The puppies in the photo above were dumped in a plastic carrier bag at the RSPCA’s Harnsworth Animal Hospital in North London last month.
The RSPCA vets determined that they were Staffordshire bull terriers and began rearing them as any abandoned newborn whelps.
However, don’t you think these puppies look a little strange?
The coat is a bit long. The muzzles are a bit pointed. I bet all of them have white-tipped tails.
Now unusual for Staffie crosses, I suppose, but the litter looked awfully uniform to be crossbreeds.

Well, as the weeks have progressed, the real identity of these “Staffies” has become apparent.
They aren’t bull-and-terriers after all.
They aren’t any breed of domestic dog at all.
They aren’t even members of the genus Canis.
It turns out that they are red fox kits!

Not very much like young staffies, are they?
The young foxes have been turned over to Fox Project Charity, where they are doing fine.
I don’t know if they can be released or not.

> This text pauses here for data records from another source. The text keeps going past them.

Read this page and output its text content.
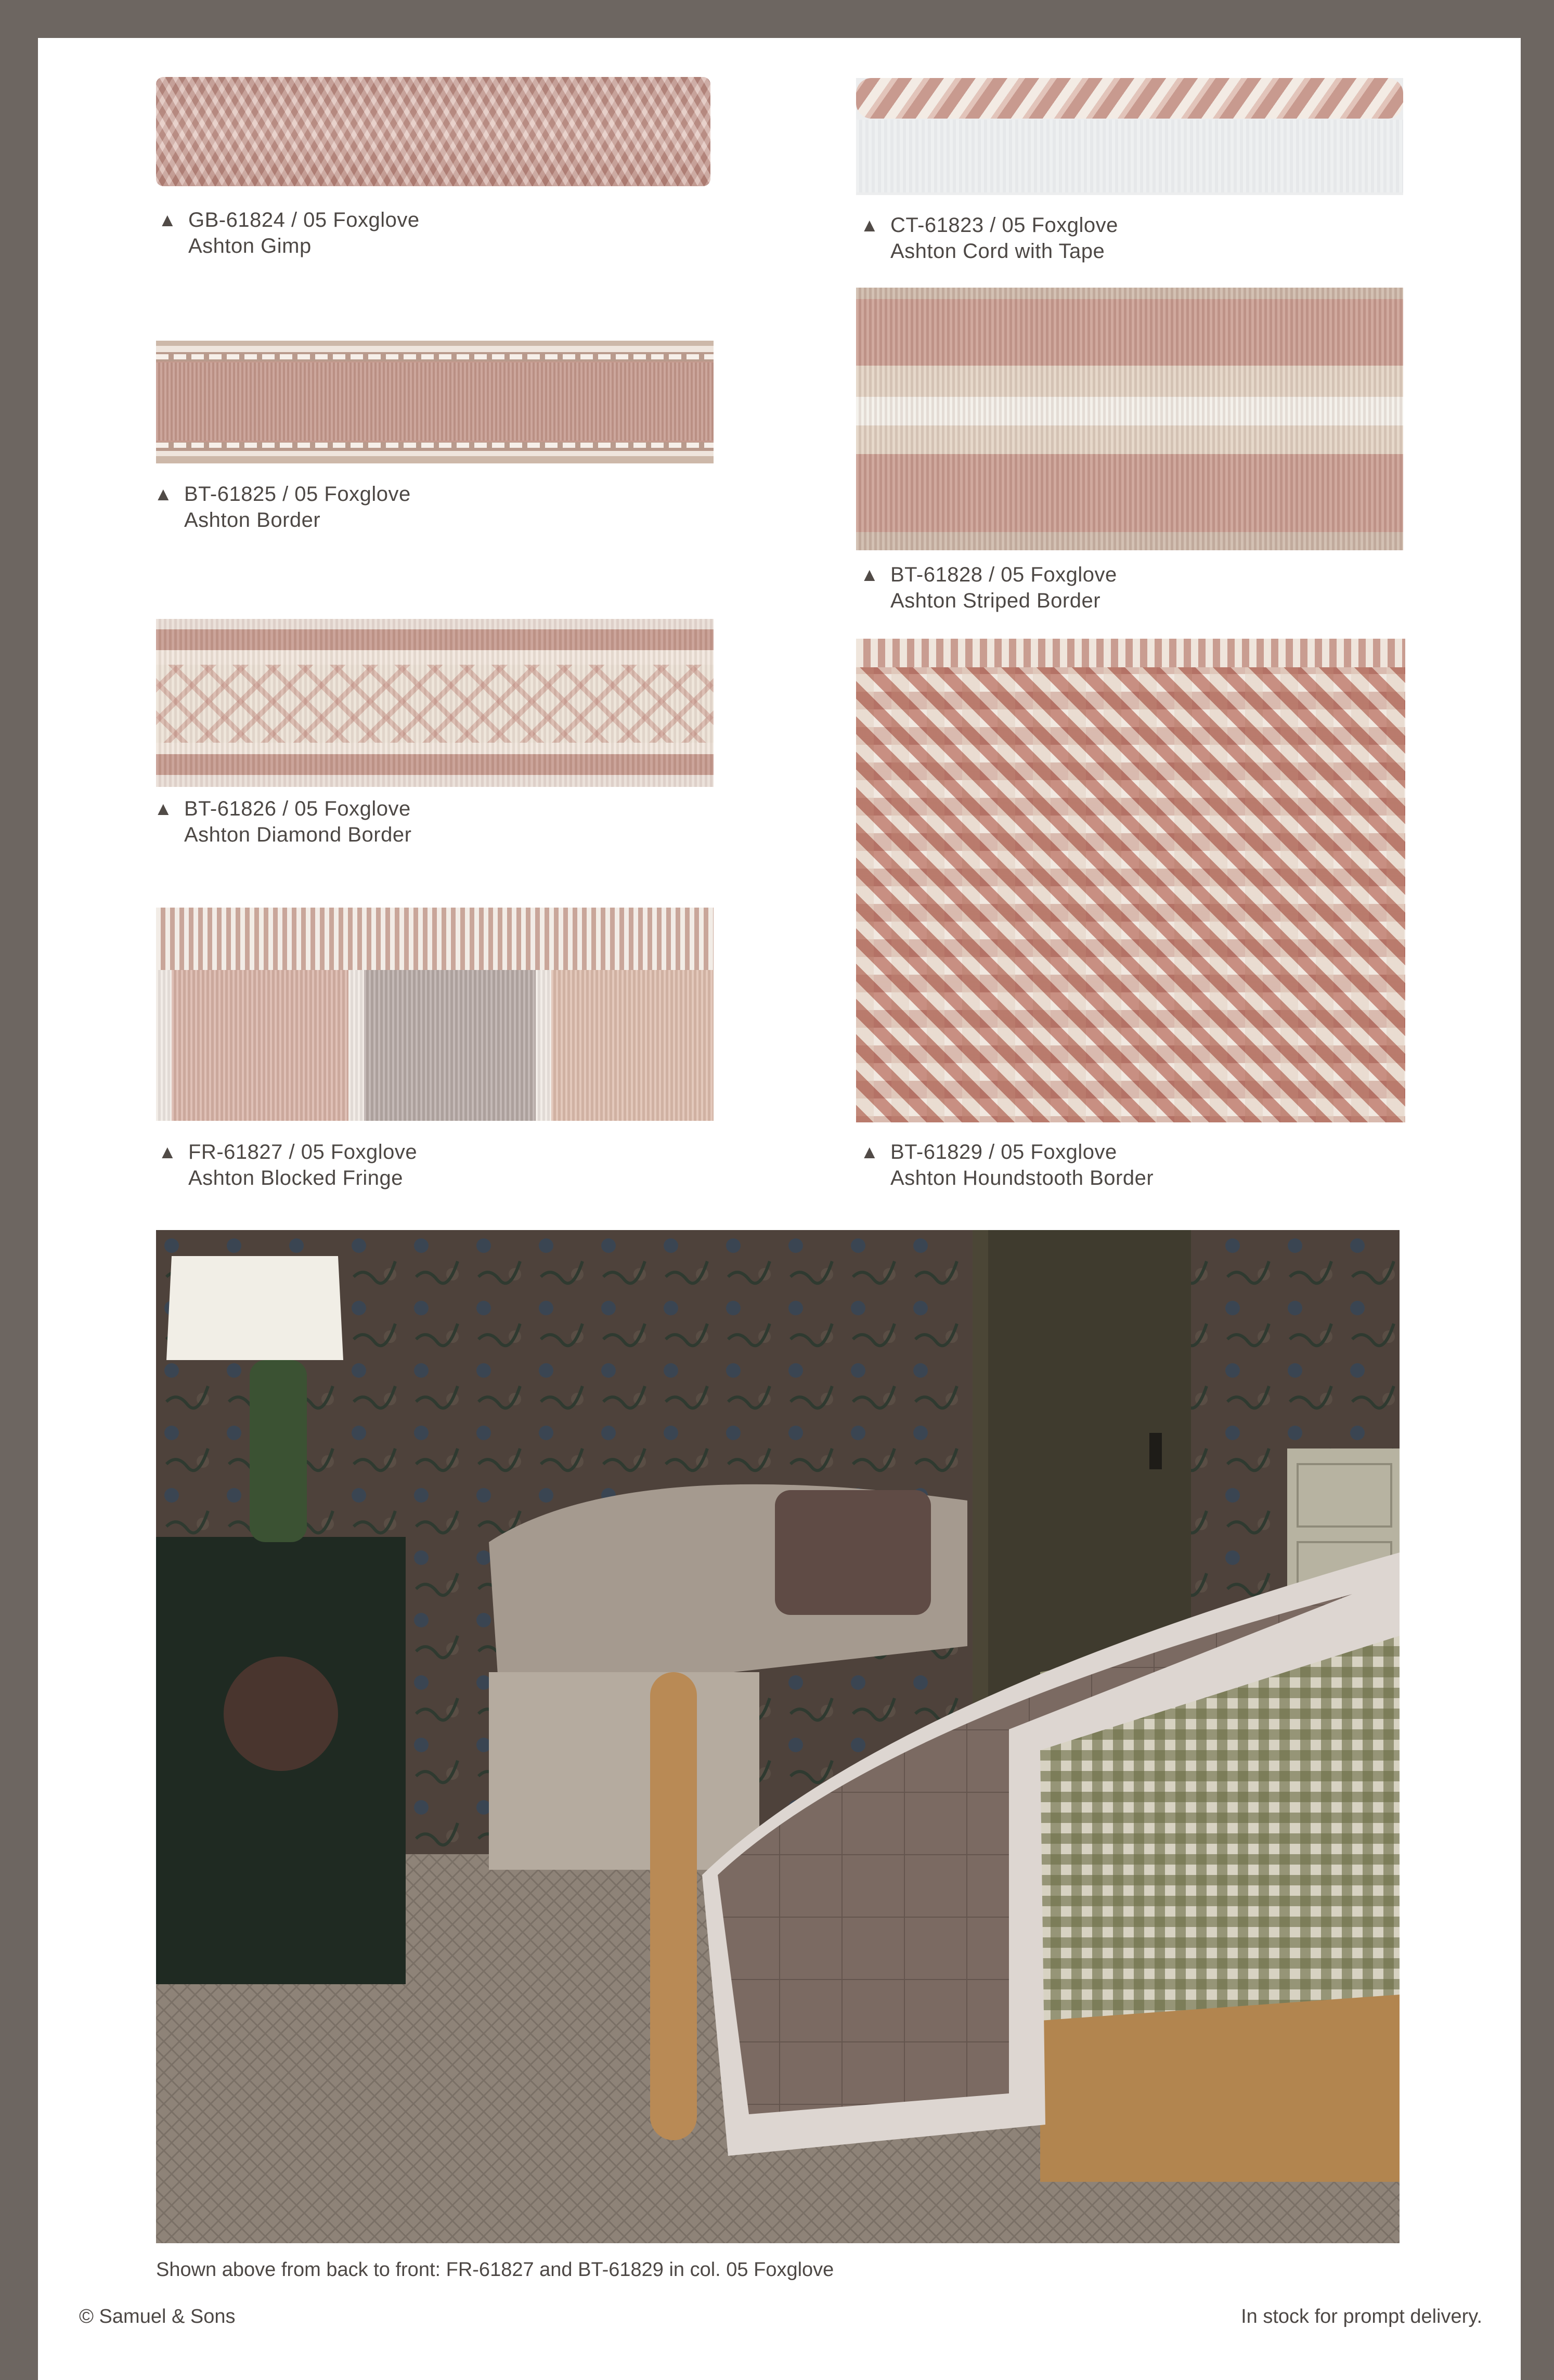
▲ GB-61824 / 05 Foxglove
Ashton Gimp
▲ CT-61823 / 05 Foxglove
Ashton Cord with Tape
▲ BT-61825 / 05 Foxglove
Ashton Border
▲ BT-61828 / 05 Foxglove
Ashton Striped Border
▲ BT-61826 / 05 Foxglove
Ashton Diamond Border
▲ FR-61827 / 05 Foxglove
Ashton Blocked Fringe
▲ BT-61829 / 05 Foxglove
Ashton Houndstooth Border
Shown above from back to front: FR-61827 and BT-61829 in col. 05 Foxglove
© Samuel & Sons	In stock for prompt delivery.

But it’s not the first time fox kits have been mistaken for domestic dogs. Last year I reported on a Chinese man whose Pomeranian was actually an Arctic fox.
And I should point out that is very hard to determine the exact identity of any neonatal puppies. I recently read about a golden retriever breeder who was raising field line dogs in England. She took the dogs to the vet to have their dewclaws removed, but the vet thought the puppies were cockers. So he docked them, too. After all, most goldens in Britain aren’t of that rich color, but it is common among English cockers.
So yes, it is easy to make these mistakes.
But at least no one chopped their tails off!
***
Please note that the British convention is to call juvenile foxes “cubs.”
As a North American, I cannot bring myself to use such nomenclature.
If it is not a big cat or a bear, it can’t have cubs.
Wolves have puppies.
Foxes have kits.
So do all mustelids, including otters and badgers.